Concerns for red-listed Scottish puffins after mass deaths

Concerns for red-listed Scottish puffins after mass deaths

Conservationists are concerned about Scotland’s population of puffins after hundreds of the birds were found dead or in poor health along the shores of Spain’s Canary Islands.

British ornithologists - those who study birds - have called for urgent research after a number of puffins washed up on the Spanish archipelago and other mainland regions, including Galicia and Asturias.

Scientists have so far been unable to establish how the puffins died but some fear changes in oceanography and climate change could be to blame.

The UK is home to around 580,000 pair of breeding puffins, with the vast majority of them living on a just few sites, according to the Royal Society for the Protection of Birds.

Puffins, which eat fish - especially sand eels -  are a red listed species, meaning they are in critical decline.

Up to nine dead puffins were discovered on  Zurriola beach in San Sebastian, northern Spain, last week while the council of Tenerife’s Centre for the Recovery of Wild Fauna confirmed as many as 140 had been found dead along its coast in the past few days.

Puffins spend most of their lives at sea, returning to land to form breeding colonies in March in April.

The Spanish Ornithological Society told The Herald Scotland that, of the puffins discovered on the Spanish coastline with leg rings, more had been ringed in Scotland than in other locations.

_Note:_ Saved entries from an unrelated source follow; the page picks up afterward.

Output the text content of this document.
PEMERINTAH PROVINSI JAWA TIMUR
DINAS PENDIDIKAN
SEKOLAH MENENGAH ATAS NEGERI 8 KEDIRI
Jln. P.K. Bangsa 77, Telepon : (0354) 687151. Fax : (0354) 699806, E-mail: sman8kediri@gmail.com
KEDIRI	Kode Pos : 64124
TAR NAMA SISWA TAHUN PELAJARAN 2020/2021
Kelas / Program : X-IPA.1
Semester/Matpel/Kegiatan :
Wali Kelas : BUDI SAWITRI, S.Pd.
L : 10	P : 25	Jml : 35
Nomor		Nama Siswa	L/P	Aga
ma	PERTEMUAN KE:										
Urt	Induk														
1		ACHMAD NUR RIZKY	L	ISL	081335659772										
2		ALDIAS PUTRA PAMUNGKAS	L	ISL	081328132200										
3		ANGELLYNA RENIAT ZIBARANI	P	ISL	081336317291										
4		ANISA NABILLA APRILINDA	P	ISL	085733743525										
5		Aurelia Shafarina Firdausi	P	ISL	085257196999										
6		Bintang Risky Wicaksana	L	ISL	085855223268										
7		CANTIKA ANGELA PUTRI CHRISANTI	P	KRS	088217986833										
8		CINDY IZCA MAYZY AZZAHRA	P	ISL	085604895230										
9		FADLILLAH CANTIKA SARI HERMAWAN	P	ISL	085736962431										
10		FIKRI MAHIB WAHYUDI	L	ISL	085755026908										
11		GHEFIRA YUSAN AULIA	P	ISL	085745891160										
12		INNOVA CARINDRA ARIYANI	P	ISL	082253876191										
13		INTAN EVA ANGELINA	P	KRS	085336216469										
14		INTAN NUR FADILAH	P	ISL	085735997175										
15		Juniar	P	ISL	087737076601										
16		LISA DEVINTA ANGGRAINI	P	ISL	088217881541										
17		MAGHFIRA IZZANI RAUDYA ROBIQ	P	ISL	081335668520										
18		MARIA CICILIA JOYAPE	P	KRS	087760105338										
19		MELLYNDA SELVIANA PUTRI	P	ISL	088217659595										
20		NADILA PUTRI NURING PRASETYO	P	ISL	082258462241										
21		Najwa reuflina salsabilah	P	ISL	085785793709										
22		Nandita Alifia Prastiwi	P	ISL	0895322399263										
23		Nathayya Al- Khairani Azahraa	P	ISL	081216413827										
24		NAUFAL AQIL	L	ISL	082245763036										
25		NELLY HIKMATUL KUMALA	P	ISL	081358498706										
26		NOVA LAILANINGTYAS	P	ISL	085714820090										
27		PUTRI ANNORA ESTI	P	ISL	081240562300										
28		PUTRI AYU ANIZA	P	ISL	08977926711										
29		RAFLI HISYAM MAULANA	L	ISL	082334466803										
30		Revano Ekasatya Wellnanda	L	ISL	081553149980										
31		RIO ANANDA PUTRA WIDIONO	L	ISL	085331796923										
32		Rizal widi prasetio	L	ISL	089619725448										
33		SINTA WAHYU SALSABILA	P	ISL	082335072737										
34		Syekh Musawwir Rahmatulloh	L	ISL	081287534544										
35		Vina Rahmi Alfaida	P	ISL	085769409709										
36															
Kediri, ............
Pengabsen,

Of the four most recent dead puffin finds in the northern regions of Galicia and Asturias, three had been ringed in Sule Skerry, a remote islet 40 miles west of Orkney, and one in Garbh Eilean in the Shiant Islands, a small group in the Outer Hebrides, the society added.

Despite being one of the most comment seabirds in northern Europe, Puffin numbers have been declining for decades.

Puffins eat sand eels, which are also in decline (Getty Images)
Puffins eat sand eels, which are also in decline (Getty Images)

The number of sand eels has also been in decline in recent years. The Centre  for Ecology and Hydrology said in a 2017 report that  the number of sand eels in the diets of seabirds fell by 48 per cent between 1985 and 2014.

The decline coincided with an increase in the North Sea’s temperature by 0.037C per year since 1982.

The main threat to puffins is the changes in distribution and number of small fish, while ground predators introduced to breeding colonies and pollution are also serious hazards, the RSPB says.

The discovery of Scottish puffins washing up on the coast of Spain - more than a thousand miles away from their breeding habitat has bewildered experts.

“At this stage it’s hard to know exactly what is causing these unusual movements of birds outside their normal wintering locations and resulting in their deaths,” Dr Liz Humphreys, principal ecologist for seabirds at the British Trust for Ornithology, said.

“Avian influenza caused devastating losses at our breeding seabird colonies last year so it’s important to rule out that the virus isn’t causing changes in distribution or causing further birds to die.

“Other reasons could be storms or changes in oceanography that could be linked to climate change, but further research is urgently needed.”

The RSPB confirmed that similar incidents have occurred in the past but remain “not fully understood”, with the exact causes of this particular incident “not yet known”.

A spokesperson said the deaths in Spain - sometimes reffered to as ‘seabird wrecks’ - are often associated with bad weather.

“It is clear that this event coincides with storms in the area, “ the spokesperson added.

“However, seabirds can survive severe weather, and it appears that when birds are weakened by other factors – eg, difficulty in finding their prey fish – this can make them more vulnerable to storms.”